Neptune the eighth planet of the solar system completed its first orbit around the sun on 12 July 2011, 165 years after its discovery. Neptune is also the farthest planet from Sun. It was discovered by German astronomer Johann Galle on 23 September 1846. Neptune is blue-green in colour and it was named after Roman God of Sea. Neptune completes one revolution every 165 years.
Doctors in Spain performed the world’s first double-leg transplant, giving two new legs to a man whose legs were severed in an accident. The man lost both of his legs above the knee in an accident and the attempts to fit him with artificial limbs were not successful. Pedro Cavadas of La Fe hospital in Valencia performed the operation. He is the first doctor in the world to successfully transplant a jaw and a new tongue while doing a face transplant.
India on July 15 successfully launched its latest, 1410 kg communication satellite GSAT-12 onboard a powerful Polar Satellite Launch Vehicle, PSLV-C17, from Sriharikota. It is the 18th successful mission in a row for ISRO. GSAT-12 was injected into an elliptical Transfer Orbit of 284 km perigee (closest point to Earth) and 21,000 km apogee (farthest point to Earth). Subsequently, the onboard Liquid Apogee Motor would be used to place the satellite in a circular orbit. GSAT-12, aimed at augmenting the capacity in the INSAT system for various communication services like tele-education, tele-medicine and Village Resource Centres, would be co-located with INSAT-2E and INSAT-4A satellites. This was the second time in its 19 flights that the PSLV has been used for launching a communication satellite after Kalpana-1 in 2002.
Giant glider-like aircraft completed the first night flight propelled only by solar energy on July 7th.Solar Impulse, whose wingspan is the same as an Airbus A340, flew 26 hours and 9 minutes, powered only by solar energy stored during the day. It was also the longest and highest flight in the history of solar aviation. The plane, which has 12,000 solar cells built into its 64.3-metre wings, is a prototype for an aircraft that its creators hope will carry out its first circum-navigation of the globe from 2012.Bertrand Piccard, the Swiss president of the project, best known for completing the first round-the-world flight in a hot air balloon in 1999, said the success of the flight showed the potential of renewable energies and clean technology.

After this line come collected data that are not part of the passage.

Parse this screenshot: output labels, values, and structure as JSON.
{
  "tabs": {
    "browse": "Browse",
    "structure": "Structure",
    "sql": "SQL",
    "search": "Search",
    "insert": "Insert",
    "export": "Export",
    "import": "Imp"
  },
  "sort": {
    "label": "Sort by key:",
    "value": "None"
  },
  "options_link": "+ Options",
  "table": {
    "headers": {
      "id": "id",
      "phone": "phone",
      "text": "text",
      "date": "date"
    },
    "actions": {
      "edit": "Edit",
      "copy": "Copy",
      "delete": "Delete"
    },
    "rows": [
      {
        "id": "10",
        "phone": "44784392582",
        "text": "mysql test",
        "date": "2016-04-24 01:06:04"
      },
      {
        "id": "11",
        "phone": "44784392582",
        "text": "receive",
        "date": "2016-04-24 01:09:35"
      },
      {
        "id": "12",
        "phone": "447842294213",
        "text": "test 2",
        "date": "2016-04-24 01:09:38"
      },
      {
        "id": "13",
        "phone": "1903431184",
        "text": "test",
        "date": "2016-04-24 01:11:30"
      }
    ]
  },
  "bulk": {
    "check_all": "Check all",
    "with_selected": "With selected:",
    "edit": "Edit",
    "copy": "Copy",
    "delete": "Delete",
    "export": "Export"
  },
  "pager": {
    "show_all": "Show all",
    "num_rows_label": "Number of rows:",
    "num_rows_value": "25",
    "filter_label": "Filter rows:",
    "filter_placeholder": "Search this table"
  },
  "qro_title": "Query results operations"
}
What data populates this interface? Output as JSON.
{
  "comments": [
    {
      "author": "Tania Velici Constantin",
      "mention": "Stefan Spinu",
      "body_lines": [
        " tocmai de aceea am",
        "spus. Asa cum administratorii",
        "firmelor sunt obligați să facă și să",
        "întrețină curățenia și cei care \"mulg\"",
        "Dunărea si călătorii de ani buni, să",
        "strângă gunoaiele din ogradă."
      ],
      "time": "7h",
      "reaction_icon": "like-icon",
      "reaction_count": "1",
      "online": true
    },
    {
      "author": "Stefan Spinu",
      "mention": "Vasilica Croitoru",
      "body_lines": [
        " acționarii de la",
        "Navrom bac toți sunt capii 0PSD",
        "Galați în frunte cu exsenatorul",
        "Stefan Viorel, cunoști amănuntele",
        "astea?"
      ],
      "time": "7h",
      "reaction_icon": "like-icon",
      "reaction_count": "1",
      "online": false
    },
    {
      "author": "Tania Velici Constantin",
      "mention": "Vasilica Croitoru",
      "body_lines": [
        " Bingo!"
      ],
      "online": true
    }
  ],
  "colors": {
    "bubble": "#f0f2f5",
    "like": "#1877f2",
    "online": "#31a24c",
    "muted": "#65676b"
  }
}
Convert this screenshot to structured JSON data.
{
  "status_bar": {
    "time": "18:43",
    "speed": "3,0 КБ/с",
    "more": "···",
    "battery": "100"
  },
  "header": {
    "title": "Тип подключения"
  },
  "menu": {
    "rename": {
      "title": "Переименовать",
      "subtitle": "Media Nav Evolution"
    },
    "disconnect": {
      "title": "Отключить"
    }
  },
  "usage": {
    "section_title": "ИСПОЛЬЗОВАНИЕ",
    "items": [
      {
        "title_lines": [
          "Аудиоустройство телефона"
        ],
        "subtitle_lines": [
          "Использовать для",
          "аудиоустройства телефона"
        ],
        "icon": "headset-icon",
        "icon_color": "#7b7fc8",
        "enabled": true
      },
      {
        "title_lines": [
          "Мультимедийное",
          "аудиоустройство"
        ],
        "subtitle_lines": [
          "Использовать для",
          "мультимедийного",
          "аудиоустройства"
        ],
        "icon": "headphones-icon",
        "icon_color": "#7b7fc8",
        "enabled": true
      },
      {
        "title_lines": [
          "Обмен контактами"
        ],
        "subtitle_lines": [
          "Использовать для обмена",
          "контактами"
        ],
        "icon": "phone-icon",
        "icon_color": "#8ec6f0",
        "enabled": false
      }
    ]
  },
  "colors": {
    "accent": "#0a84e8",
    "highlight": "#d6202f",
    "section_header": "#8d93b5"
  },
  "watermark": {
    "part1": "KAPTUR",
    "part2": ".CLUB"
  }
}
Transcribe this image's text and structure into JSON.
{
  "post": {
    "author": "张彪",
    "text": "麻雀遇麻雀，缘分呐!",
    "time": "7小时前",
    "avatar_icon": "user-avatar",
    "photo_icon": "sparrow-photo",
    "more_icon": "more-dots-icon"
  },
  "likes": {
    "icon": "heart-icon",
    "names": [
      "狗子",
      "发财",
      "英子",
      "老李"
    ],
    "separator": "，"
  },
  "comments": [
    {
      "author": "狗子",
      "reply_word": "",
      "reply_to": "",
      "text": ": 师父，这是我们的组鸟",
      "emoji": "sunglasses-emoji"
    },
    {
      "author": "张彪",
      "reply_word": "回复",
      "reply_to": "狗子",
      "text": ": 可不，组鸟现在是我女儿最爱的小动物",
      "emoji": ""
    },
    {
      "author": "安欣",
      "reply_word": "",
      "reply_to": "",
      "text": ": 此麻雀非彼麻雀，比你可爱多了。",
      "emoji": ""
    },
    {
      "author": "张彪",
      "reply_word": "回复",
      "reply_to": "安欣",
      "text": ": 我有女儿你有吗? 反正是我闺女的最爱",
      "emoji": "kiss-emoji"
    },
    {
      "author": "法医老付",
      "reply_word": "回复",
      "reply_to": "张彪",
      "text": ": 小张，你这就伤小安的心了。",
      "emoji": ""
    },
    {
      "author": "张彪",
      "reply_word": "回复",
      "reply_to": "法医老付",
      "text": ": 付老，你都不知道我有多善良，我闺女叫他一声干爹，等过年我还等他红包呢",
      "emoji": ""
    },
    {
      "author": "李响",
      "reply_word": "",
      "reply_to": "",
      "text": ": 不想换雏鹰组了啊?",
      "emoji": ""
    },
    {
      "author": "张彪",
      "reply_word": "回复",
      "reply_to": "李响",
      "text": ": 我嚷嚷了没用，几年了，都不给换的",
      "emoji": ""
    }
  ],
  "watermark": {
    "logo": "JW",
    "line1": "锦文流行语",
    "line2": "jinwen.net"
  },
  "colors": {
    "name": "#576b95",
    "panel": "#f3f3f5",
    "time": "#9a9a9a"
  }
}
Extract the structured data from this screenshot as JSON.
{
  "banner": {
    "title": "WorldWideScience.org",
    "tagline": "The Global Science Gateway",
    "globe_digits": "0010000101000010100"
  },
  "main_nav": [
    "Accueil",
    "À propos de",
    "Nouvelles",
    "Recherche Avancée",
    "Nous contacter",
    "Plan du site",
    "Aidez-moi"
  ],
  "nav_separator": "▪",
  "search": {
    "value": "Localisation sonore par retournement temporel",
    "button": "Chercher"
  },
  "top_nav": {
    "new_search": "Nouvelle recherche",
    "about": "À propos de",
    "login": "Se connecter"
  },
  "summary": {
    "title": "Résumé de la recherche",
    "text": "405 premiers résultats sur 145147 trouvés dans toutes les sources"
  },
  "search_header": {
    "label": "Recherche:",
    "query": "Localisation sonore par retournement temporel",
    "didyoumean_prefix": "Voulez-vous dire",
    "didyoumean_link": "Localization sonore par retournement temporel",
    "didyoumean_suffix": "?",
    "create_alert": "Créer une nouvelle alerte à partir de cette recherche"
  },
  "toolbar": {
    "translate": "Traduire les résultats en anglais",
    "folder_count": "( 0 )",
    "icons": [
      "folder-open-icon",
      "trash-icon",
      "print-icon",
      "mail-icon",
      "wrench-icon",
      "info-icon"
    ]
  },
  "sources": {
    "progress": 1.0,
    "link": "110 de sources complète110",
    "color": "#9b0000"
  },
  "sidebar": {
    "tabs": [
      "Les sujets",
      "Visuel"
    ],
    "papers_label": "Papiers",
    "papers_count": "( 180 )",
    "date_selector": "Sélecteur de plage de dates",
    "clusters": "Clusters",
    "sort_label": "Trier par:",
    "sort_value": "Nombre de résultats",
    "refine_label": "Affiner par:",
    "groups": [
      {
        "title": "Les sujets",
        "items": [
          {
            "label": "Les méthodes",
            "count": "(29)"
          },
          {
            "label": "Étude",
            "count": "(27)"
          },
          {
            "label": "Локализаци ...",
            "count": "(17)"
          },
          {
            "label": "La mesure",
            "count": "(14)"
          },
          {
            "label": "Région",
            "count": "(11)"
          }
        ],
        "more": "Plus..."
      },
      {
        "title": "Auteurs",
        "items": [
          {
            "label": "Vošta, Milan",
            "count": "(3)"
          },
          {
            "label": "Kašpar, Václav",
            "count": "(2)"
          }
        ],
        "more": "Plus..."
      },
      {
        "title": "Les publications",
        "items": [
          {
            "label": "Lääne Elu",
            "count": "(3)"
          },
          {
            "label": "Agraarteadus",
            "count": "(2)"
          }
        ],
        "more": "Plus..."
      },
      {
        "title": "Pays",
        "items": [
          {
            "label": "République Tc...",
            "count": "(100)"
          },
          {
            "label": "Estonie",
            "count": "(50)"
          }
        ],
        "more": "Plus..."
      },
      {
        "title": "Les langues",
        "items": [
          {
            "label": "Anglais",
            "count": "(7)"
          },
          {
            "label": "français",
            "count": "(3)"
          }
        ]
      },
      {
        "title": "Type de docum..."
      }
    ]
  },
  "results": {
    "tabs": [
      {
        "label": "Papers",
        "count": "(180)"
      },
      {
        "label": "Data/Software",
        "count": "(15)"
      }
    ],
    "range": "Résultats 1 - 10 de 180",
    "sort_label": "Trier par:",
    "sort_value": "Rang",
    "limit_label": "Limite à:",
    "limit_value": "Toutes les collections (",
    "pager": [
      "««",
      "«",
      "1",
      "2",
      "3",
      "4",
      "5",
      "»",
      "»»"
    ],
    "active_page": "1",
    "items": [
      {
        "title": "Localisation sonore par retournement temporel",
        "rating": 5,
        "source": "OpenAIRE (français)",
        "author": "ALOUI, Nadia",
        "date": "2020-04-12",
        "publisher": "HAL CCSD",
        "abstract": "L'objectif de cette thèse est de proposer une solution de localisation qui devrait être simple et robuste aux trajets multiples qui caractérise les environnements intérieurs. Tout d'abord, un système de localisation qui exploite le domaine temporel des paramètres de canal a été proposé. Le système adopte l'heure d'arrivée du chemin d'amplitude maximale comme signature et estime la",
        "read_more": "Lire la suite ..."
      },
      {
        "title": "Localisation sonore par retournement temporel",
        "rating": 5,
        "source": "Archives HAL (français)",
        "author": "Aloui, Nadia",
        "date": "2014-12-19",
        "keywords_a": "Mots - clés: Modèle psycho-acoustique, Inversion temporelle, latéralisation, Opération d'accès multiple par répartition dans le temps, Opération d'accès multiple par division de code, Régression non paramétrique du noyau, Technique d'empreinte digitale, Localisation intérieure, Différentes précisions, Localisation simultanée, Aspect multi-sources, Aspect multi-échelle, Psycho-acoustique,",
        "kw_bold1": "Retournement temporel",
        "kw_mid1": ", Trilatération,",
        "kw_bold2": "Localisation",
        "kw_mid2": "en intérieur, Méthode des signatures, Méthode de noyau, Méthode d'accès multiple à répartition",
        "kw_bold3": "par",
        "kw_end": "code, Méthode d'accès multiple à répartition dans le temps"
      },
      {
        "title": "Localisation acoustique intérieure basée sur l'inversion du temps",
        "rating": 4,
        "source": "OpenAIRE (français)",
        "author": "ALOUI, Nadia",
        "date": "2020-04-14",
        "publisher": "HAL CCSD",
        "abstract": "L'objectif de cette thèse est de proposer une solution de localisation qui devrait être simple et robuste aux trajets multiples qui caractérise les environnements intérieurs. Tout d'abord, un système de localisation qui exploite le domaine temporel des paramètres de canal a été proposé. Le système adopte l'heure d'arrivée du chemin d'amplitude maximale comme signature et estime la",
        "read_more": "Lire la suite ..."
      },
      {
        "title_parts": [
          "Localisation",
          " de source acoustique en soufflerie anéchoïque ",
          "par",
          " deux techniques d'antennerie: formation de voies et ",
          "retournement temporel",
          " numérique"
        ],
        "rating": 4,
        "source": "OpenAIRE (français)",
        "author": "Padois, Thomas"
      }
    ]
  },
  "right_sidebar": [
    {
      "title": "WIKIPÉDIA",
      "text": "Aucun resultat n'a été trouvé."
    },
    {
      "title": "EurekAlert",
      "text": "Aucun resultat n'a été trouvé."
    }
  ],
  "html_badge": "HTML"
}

The Union government unveiled a new remote sensing data policy called the Remote Sensing Data Policy 2011(RSDP2011) which allows all data of resolutions up to 1 metre to be distributed on a non-discriminatory basis. The new policy replaced the 2001 policy. Apart from opening up the remote sensing sector, the RSDP 2011 will remove restrictions to facilitate more users to get high resolution data for developmental activities. Restrictions as per the earlier 2001 policy, was removed. Now there is no bar on publishing of high resolution, remote sensing data of up to one metre resolution.
After 134 flights over three decades, The space shuttle Atlantis’ voyage will close when the final space fly to International Space Station(ISS) from Florida’s Kennedy Space Centre on July 8. The shuttle began its long-career in the 1970s as a successor to the Apollo moon craft and was designed to be the first reusable space craft. The maiden flight in April 1981 by astronauts John Young and Robert Crippen aboard shuttle Columbia formally ushered in the new era with a two-day, six-hour mission and 36 orbits of Earth. Since then, shuttles have flown more than 800 million kilometres -- more than the distance between Earth and Jupiter -- and brought more than 350 people into orbit, launched crucial satellites, ushered in a new era of cooperation in space and built the International Space Station.